Gegenüber Nordkorea setzt Seoul auf Abschreckung.

Gegenüber Nordkorea setzt man auf Abschreckung. Entspannungspolitik scheint angesichts des Kurswechsels und der Aggressionen aus Pjöngjang aktuell kaum realistisch. Präsident Yoon und seine konservative People Power Party, die keine Mehrheit in der Nationalversammlung hat, stehen vor Schicksalswahlen. Bleibt die oppositionelle Demokratische Partei größte Fraktion, ist Yoon nachhaltig geschwächt. Für Deutschland ist Südkorea einer der wichtigsten Werte- und Handelspartner im Indo-Pazifik. Ob im Verhältnis zu China, bei wirtschaftlicher Sicherheit oder strategischer Industrie- und Technologiepolitik – man kann viel voneinander lernen.

Gleiches gilt für Japan, wo Wahlen zwar erst 2025 anstehen, eine vorgezogene Parlamentsauflösung aber ein mögliches Szenario bleibt. Premierminister Kishida kämpft mit schlechten Umfragewerten und einem Parteispendenskandal. Er muss sich auch bei der Vorsitzwahl seiner Liberaldemokratischen Partei (LDP) bewähren.
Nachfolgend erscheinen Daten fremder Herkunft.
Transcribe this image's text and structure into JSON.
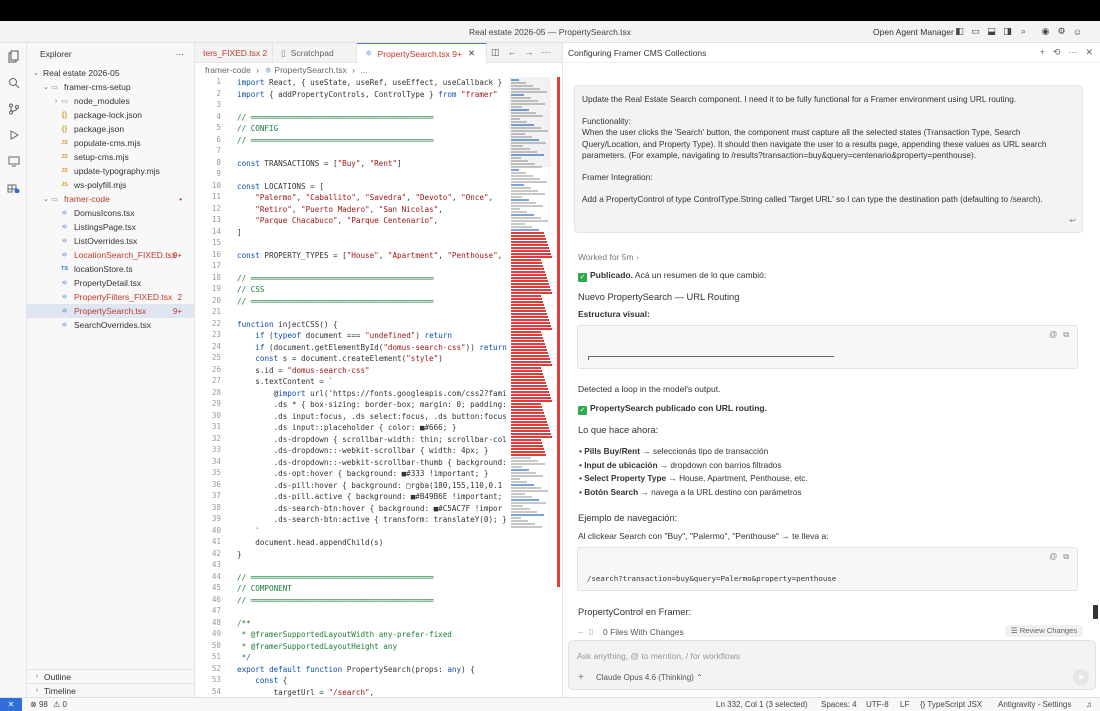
{
  "window": {
    "title": "Real estate 2026-05 — PropertySearch.tsx",
    "agent_manager": "Open Agent Manager"
  },
  "explorer": {
    "title": "Explorer",
    "root": "Real estate 2026-05",
    "items": [
      {
        "label": "framer-cms-setup",
        "kind": "folder-open",
        "depth": 1
      },
      {
        "label": "node_modules",
        "kind": "folder",
        "depth": 2
      },
      {
        "label": "package-lock.json",
        "kind": "json",
        "depth": 2
      },
      {
        "label": "package.json",
        "kind": "json",
        "depth": 2
      },
      {
        "label": "populate-cms.mjs",
        "kind": "js",
        "depth": 2
      },
      {
        "label": "setup-cms.mjs",
        "kind": "js",
        "depth": 2
      },
      {
        "label": "update-typography.mjs",
        "kind": "js",
        "depth": 2
      },
      {
        "label": "ws-polyfill.mjs",
        "kind": "js",
        "depth": 2
      },
      {
        "label": "framer-code",
        "kind": "folder-open",
        "depth": 1,
        "badge": "•",
        "error": true
      },
      {
        "label": "DomusIcons.tsx",
        "kind": "react",
        "depth": 2
      },
      {
        "label": "ListingsPage.tsx",
        "kind": "react",
        "depth": 2
      },
      {
        "label": "ListOverrides.tsx",
        "kind": "react",
        "depth": 2
      },
      {
        "label": "LocationSearch_FIXED.tsx",
        "kind": "react",
        "depth": 2,
        "badge": "9+",
        "error": true
      },
      {
        "label": "locationStore.ts",
        "kind": "ts",
        "depth": 2
      },
      {
        "label": "PropertyDetail.tsx",
        "kind": "react",
        "depth": 2
      },
      {
        "label": "PropertyFilters_FIXED.tsx",
        "kind": "react",
        "depth": 2,
        "badge": "2",
        "error": true
      },
      {
        "label": "PropertySearch.tsx",
        "kind": "react",
        "depth": 2,
        "badge": "9+",
        "error": true,
        "selected": true
      },
      {
        "label": "SearchOverrides.tsx",
        "kind": "react",
        "depth": 2
      }
    ],
    "outline": "Outline",
    "timeline": "Timeline"
  },
  "tabs": [
    {
      "label": "ters_FIXED.tsx 2",
      "error": true
    },
    {
      "label": "Scratchpad"
    },
    {
      "label": "PropertySearch.tsx 9+",
      "active": true,
      "error": true
    }
  ],
  "breadcrumb": [
    "framer-code",
    "PropertySearch.tsx",
    "..."
  ],
  "code": {
    "start_line": 1,
    "lines": [
      "import React, { useState, useRef, useEffect, useCallback }",
      "import { addPropertyControls, ControlType } from \"framer\"",
      "",
      "// ════════════════════════════════════════",
      "// CONFIG",
      "// ════════════════════════════════════════",
      "",
      "const TRANSACTIONS = [\"Buy\", \"Rent\"]",
      "",
      "const LOCATIONS = [",
      "    \"Palermo\", \"Caballito\", \"Savedra\", \"Devoto\", \"Once\",",
      "    \"Retiro\", \"Puerto Madero\", \"San Nicolas\",",
      "    \"Parque Chacabuco\", \"Parque Centenario\",",
      "]",
      "",
      "const PROPERTY_TYPES = [\"House\", \"Apartment\", \"Penthouse\",",
      "",
      "// ════════════════════════════════════════",
      "// CSS",
      "// ════════════════════════════════════════",
      "",
      "function injectCSS() {",
      "    if (typeof document === \"undefined\") return",
      "    if (document.getElementById(\"domus-search-css\")) return",
      "    const s = document.createElement(\"style\")",
      "    s.id = \"domus-search-css\"",
      "    s.textContent = `",
      "        @import url('https://fonts.googleapis.com/css2?fami",
      "        .ds * { box-sizing: border-box; margin: 0; padding:",
      "        .ds input:focus, .ds select:focus, .ds button:focus",
      "        .ds input::placeholder { color: ■#666; }",
      "        .ds-dropdown { scrollbar-width: thin; scrollbar-col",
      "        .ds-dropdown::-webkit-scrollbar { width: 4px; }",
      "        .ds-dropdown::-webkit-scrollbar-thumb { background:",
      "        .ds-opt:hover { background: ■#333 !important; }",
      "        .ds-pill:hover { background: □rgba(180,155,110,0.1",
      "        .ds-pill.active { background: ■#B49B6E !important;",
      "        .ds-search-btn:hover { background: ■#C5AC7F !impor",
      "        .ds-search-btn:active { transform: translateY(0); }",
      "    `",
      "    document.head.appendChild(s)",
      "}",
      "",
      "// ════════════════════════════════════════",
      "// COMPONENT",
      "// ════════════════════════════════════════",
      "",
      "/**",
      " * @framerSupportedLayoutWidth any-prefer-fixed",
      " * @framerSupportedLayoutHeight any",
      " */",
      "export default function PropertySearch(props: any) {",
      "    const {",
      "        targetUrl = \"/search\","
    ]
  },
  "chat": {
    "title": "Configuring Framer CMS Collections",
    "prompt": [
      "Update the Real Estate Search component. I need it to be fully functional for a Framer environment using URL routing.",
      "Functionality:\nWhen the user clicks the 'Search' button, the component must capture all the selected states (Transaction Type, Search Query/Location, and Property Type). It should then navigate the user to a results page, appending these values as URL search parameters. (For example, navigating to /results?transaction=buy&query=centenario&property=penthouse).",
      "Framer Integration:",
      "Add a PropertyControl of type ControlType.String called 'Target URL' so I can type the destination path (defaulting to /search)."
    ],
    "worked": "Worked for 5m",
    "published_strong": "Publicado.",
    "published_rest": " Acá un resumen de lo que cambió:",
    "heading1": "Nuevo PropertySearch — URL Routing",
    "visual_label": "Estructura visual:",
    "loop_text": "Detected a loop in the model's output.",
    "published2": "PropertySearch publicado con URL routing.",
    "what_label": "Lo que hace ahora:",
    "bullets": [
      {
        "strong": "Pills Buy/Rent",
        "rest": " → seleccionás tipo de transacción"
      },
      {
        "strong": "Input de ubicación",
        "rest": " → dropdown con barrios filtrados"
      },
      {
        "strong": "Select Property Type",
        "rest": " → House, Apartment, Penthouse, etc."
      },
      {
        "strong": "Botón Search",
        "rest": " → navega a la URL destino con parámetros"
      }
    ],
    "example_heading": "Ejemplo de navegación:",
    "example_text": "Al clickear Search con \"Buy\", \"Palermo\", \"Penthouse\" → te lleva a:",
    "example_code": "/search?transaction=buy&query=Palermo&property=penthouse",
    "property_control": "PropertyControl en Framer:",
    "files_changes": "0 Files With Changes",
    "review": "Review Changes",
    "input_placeholder": "Ask anything, @ to mention, / for workflows",
    "model": "Claude Opus 4.6 (Thinking)"
  },
  "status": {
    "errors": "98",
    "warnings": "0",
    "position": "Ln 332, Col 1 (3 selected)",
    "spaces": "Spaces: 4",
    "encoding": "UTF-8",
    "eol": "LF",
    "language": "TypeScript JSX",
    "account": "Antigravity - Settings"
  },
  "colors": {
    "accent": "#2f6fd7",
    "error": "#e23c3c",
    "success": "#2fa84f"
  }
}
Japans Politik könnte vor einem Umbruch stehen.

Für die deutsch-japanischen Beziehungen ist dennoch Kontinuität zu erwarten. Selten war die strategische Partnerschaft zwischen Berlin und Tokyo so eng. Seine erste Asien-Reise führte Bundeskanzler Scholz nach Japan und erstmals wurden Regierungskonsultationen abgehalten. Die Abstimmung der aufeinanderfolgenden deutschen und japanischen G7-Vorsitze war zentral bei der Positionsfindung zu globalen Herausforderungen von Russlands Angriffskrieg bis zum Klimawandel.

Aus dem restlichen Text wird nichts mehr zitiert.